I had a hotel being built in Haling Cove, a contract to negotiate in Singapore, and four suppliers to fire by sunrise. Stopping by my house in Eastridge for a meeting with Fika sat low on my to-do list, and my time was too damned valuable to be jerked around by a corrupt ex-cop in a Jonas Brothers wig who had forgotten his place.

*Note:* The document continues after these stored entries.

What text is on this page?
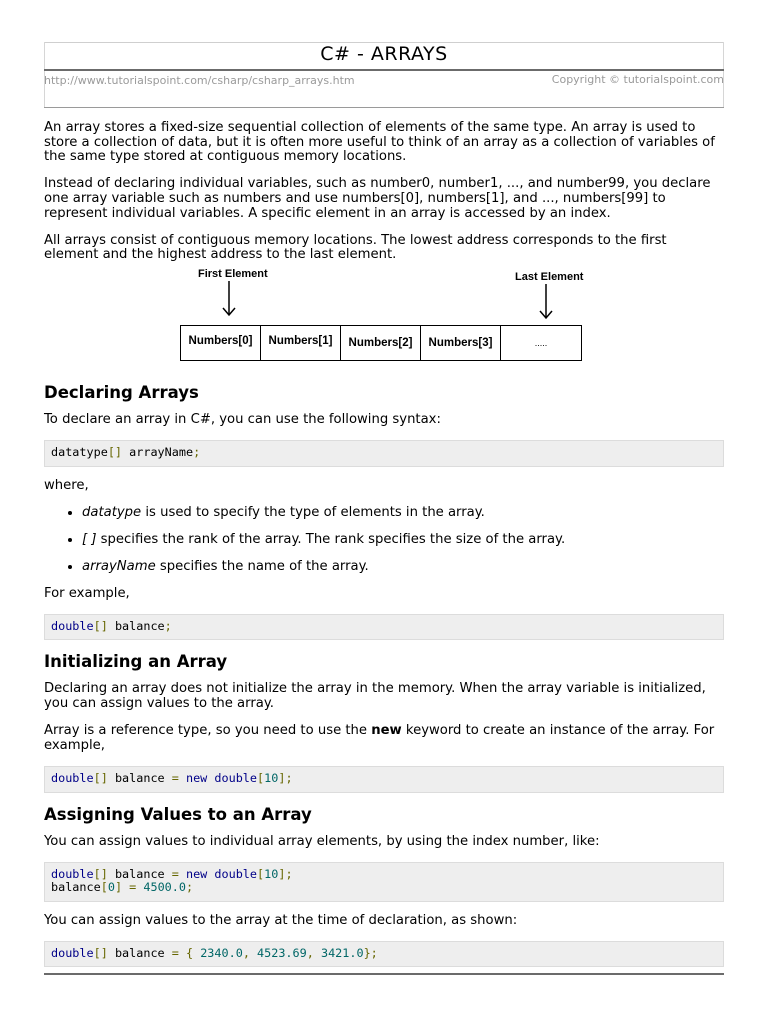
C# - ARRAYS
http://www.tutorialspoint.com/csharp/csharp_arrays.htm	Copyright © tutorialspoint.com

An array stores a fixed-size sequential collection of elements of the same type. An array is used to store a collection of data, but it is often more useful to think of an array as a collection of variables of the same type stored at contiguous memory locations.

Instead of declaring individual variables, such as number0, number1, ..., and number99, you declare one array variable such as numbers and use numbers[0], numbers[1], and ..., numbers[99] to represent individual variables. A specific element in an array is accessed by an index.

All arrays consist of contiguous memory locations. The lowest address corresponds to the first element and the highest address to the last element.

First Element	Last Element
Numbers[0]	Numbers[1]	Numbers[2]	Numbers[3]	.....
Declaring Arrays

To declare an array in C#, you can use the following syntax:

datatype[] arrayName;

where,

• datatype is used to specify the type of elements in the array.
• [ ] specifies the rank of the array. The rank specifies the size of the array.
• arrayName specifies the name of the array.

For example,

double[] balance;
Initializing an Array

Declaring an array does not initialize the array in the memory. When the array variable is initialized, you can assign values to the array.

Array is a reference type, so you need to use the new keyword to create an instance of the array. For example,

double[] balance = new double[10];
Assigning Values to an Array

You can assign values to individual array elements, by using the index number, like:

double[] balance = new double[10];
balance[0] = 4500.0;

You can assign values to the array at the time of declaration, as shown:

double[] balance = { 2340.0, 4523.69, 3421.0};
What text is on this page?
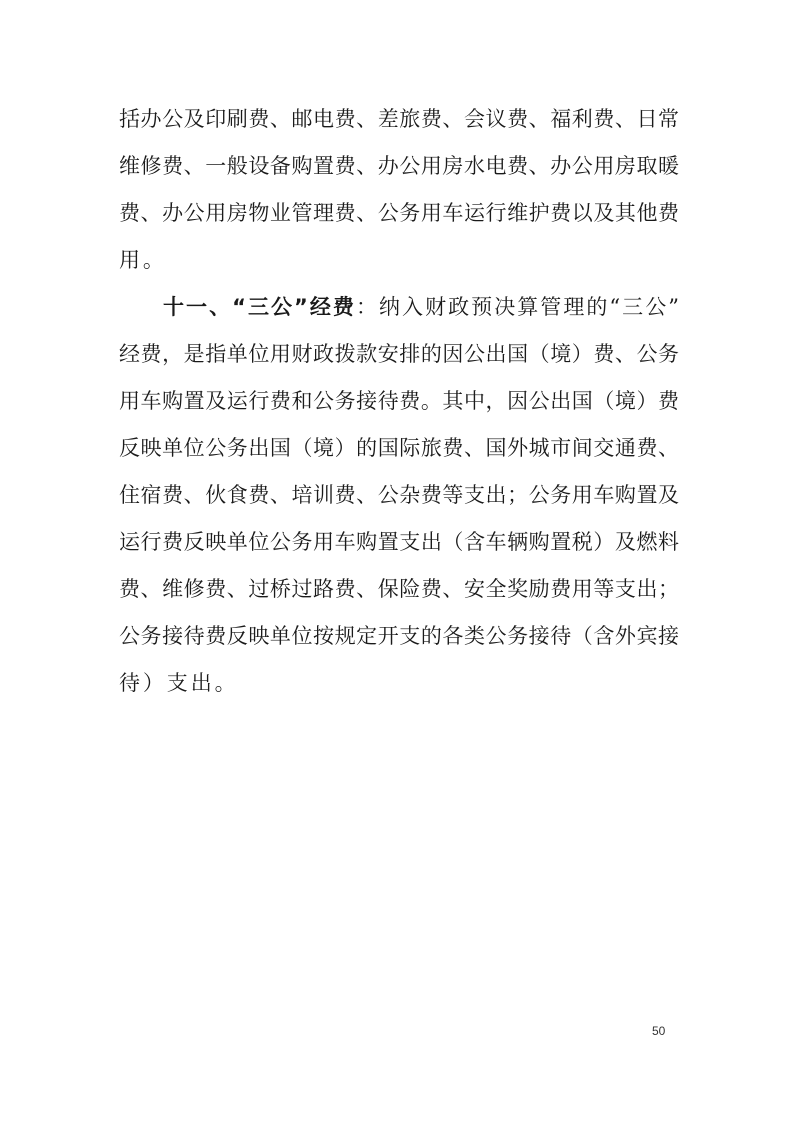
括办公及印刷费、邮电费、差旅费、会议费、福利费、日常
维修费、一般设备购置费、办公用房水电费、办公用房取暖
费、办公用房物业管理费、公务用车运行维护费以及其他费
用。
十一、“三公”经费：纳入财政预决算管理的“三公”
经费，是指单位用财政拨款安排的因公出国（境）费、公务
用车购置及运行费和公务接待费。其中，因公出国（境）费
反映单位公务出国（境）的国际旅费、国外城市间交通费、
住宿费、伙食费、培训费、公杂费等支出；公务用车购置及
运行费反映单位公务用车购置支出（含车辆购置税）及燃料
费、维修费、过桥过路费、保险费、安全奖励费用等支出；
公务接待费反映单位按规定开支的各类公务接待（含外宾接
待）支出。
50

Fika leapt for the money, but the flames swallowed it, bright sparks shooting past the mantel at us. He whimpered as it burned, withering away to nothing but smoke and ashes.

Meaningless.

“I feel sad for you, kid.” When the last bill metamorphosed to dust, Fika turned to me and sat on the leather ottoman beside the fire, shaking his head like I was his son and my existence disappointed him. “Do you know what Fika means? It means to have a coffee, but it’s more than that. It’s a way of life. Stop. Have coffee. Enjoy your own company. Enjoy the company of others. You can’t appreciate what you have now if you’re fixated on what was taken from you in the past.”

I stood, pushing my chair with the backs of my thighs as I remembered the fourth sign I shouldn’t have trusted Fika. He answered to a moral compass skewed by his idiotic perspectives. He was, after all, the type of madman who played Christmas music year-round and, worse, sang out loud with the songs.

“Before you quote another CBD-laced fortune cookie, Hank Prescott isn’t the kind of man who can be forgotten.” I opened my office door and stared Fika down until he got the hint and left, sans the fifty-thousand dollars he would have received had he delivered Gideon Winthrop’s location as promised. “Learn your place.”

Slamming the door just as he exited so he felt the bite of the wood, I gathered documents into a briefcase for my trip to Haling Cove and considered the obvious. Emery knew where Gideon lived. Gideon and Virginia had separated soon after news of the scandal broke, but Gideon still sent messages to his daughter.

Stripping a man of his wealth, dignity, and happiness was an art form, and like all art forms, it required a great deal of patience and suffering. I had the patience, but I refused to suffer any more.

Emery Winthrop, on the other hand, made perfect collateral damage.

I could break her spirit in half and not feel a lick of guilt.

Sin number one.

She’d known about her dad’s extracurricular activities. I’d overheard her parents discussing it the night Reed almost went to jail.

Reed had run to the cottage, and Emery had hidden in her room, but I’d found myself against the tiger sculpture’s ass again, leaning behind Dionysus, listening in on Virginia, Gideon, and Able Small Dick Cartwright’s dad argue.

“If Emery finds out, I will cut you off, Virginia, and I will sue you for everything you own, Cartwright,” Gideon had warned, his voice steady and threat real.

“Please,” Virginia scoffed, unladylike without an audience, “she already knows. Why do you think I sent her to that shrink to set her straight?”

The ledger had only left my suit’s breast pocket once since I’d stolen it, and I felt the heat of it burn my chest. Emery Winthrop knew about her parents’ scam, and I… I’d made two mistakes tonight that I couldn’t take back.

Sin number two.

The day the F.B.I. and S.E.C. had raided Emery’s McMansion, she’d led an agent to my parents’ cottage, covering for her dad as she listed our names—Betty. Hank. Reed. Nash. They stood in front of the mailbox, staring at the door, but I’d heard enough.

I dipped into the maze and retrieved the ledger I’d hidden before some government smuck found it.

I had a plan to atone for my sins.

I had a plan to fix my parents, Eastridge, everything.

I had a plan.

Then, Dad died.

And I was just as guilty as the Winthrops.